Le Monde : Que signifie " le gouvernement doit être un pôle de stabilité " ?
LJ : Précisément parce que l'opinion est désorientée par la crise de l'opposition, le besoin se fait plus pressant d'éléments de référence forts, de lieux qui structurent la vie politique C'est la fonction de tout gouvernement, mais il y a eu des gouvernements faibles, ou impopulaires, ou déchirés. Ce n'est pas le cas de cette équipe qui travaille avec de vrais objectifs et de façon cohérente.
Le Monde : N'y avait-il pas un risque, en intervenant, comme vous l'avez fait, avant l'élection des présidents de conseils régionaux, d'instrumentaliser le Front national ?
LJ : Qui a voulu instrumentaliser le Front national ? Une partie de la droite. En boomerang, elle s'est trouvée elle-même instrumentalisée. Et en plus fracturée. Ni dans le traitement des thèmes de la vie publique ni par l'évocation permanente du Front national, je n'ai joué ni ne. jouerai avec ["extrême droite. Il était bon que le Premier ministre et le président de la République s'expriment de façon claire, pour mettre en garde contre les alliances qui se préparaient. L'opinion l'a bien compris.
Le Monde : Dans votre déclaration de politique générale, vous aviez souhaité renouer le pacte républicain, Où en êtes-vous des réformes qui permettraient d'atteindre cet objectif ?

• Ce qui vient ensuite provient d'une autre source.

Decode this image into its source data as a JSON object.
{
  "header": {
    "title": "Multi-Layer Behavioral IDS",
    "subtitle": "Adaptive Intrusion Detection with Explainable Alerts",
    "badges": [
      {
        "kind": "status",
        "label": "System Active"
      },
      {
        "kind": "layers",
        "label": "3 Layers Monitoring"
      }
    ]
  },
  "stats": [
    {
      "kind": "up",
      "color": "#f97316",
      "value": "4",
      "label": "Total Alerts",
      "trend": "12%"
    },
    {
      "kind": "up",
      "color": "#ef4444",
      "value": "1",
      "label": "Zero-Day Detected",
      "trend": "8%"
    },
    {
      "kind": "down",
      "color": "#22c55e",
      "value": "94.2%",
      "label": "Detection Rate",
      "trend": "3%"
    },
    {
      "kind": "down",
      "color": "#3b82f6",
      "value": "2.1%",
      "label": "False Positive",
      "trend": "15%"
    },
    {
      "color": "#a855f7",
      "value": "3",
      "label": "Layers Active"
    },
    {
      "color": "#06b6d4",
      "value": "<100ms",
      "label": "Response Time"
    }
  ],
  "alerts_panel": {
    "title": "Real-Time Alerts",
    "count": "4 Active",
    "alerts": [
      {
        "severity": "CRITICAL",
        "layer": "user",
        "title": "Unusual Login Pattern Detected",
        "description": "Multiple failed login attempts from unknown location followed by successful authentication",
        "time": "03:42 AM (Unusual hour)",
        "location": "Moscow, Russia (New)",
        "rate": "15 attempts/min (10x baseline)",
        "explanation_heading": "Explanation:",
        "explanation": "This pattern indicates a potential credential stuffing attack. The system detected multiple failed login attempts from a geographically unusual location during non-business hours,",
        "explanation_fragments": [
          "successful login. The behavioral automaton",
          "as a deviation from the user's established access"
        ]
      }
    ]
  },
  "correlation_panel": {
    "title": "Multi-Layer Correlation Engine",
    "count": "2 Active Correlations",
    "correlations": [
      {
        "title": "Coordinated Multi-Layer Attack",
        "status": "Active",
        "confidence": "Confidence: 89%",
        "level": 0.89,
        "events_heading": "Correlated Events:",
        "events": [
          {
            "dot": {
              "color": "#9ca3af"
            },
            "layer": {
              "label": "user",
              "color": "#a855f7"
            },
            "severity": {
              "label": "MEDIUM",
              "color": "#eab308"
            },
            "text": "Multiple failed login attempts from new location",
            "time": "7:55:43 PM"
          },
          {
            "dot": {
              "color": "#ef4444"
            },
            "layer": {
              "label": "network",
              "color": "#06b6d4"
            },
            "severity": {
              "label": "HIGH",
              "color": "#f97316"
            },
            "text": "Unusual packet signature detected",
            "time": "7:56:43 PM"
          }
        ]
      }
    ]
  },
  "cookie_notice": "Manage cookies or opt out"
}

LJ : La plupart des projets que j'ai engagés sont directement inspirés par cette préoccupation. Mais j'ai toujours dit, et encore au lendemain des élections régionales, que les grandes réponses aux problèmes de la société française seraient d'abord économiques, sociales et culturelles. Ces champs d'action restent la priorité du gouvernement. Pour autant, il faut s'appuyer sur la situation née des régionales, qui crée une phase de consensus sur certains sujets, pour faire avancer, dans l'ordre institutionnel, des réformes que je défends depuis longtemps. Nous avons l'intention de le faire méthodiquement et d'introduire ces réformes progressivement car il ne faut pas qu'elles envahissent le calendrier parlementaire au point de nous empêcher d'agir en vue des objectifs économiques, sociaux et de sécurité qui demeurent essentiels.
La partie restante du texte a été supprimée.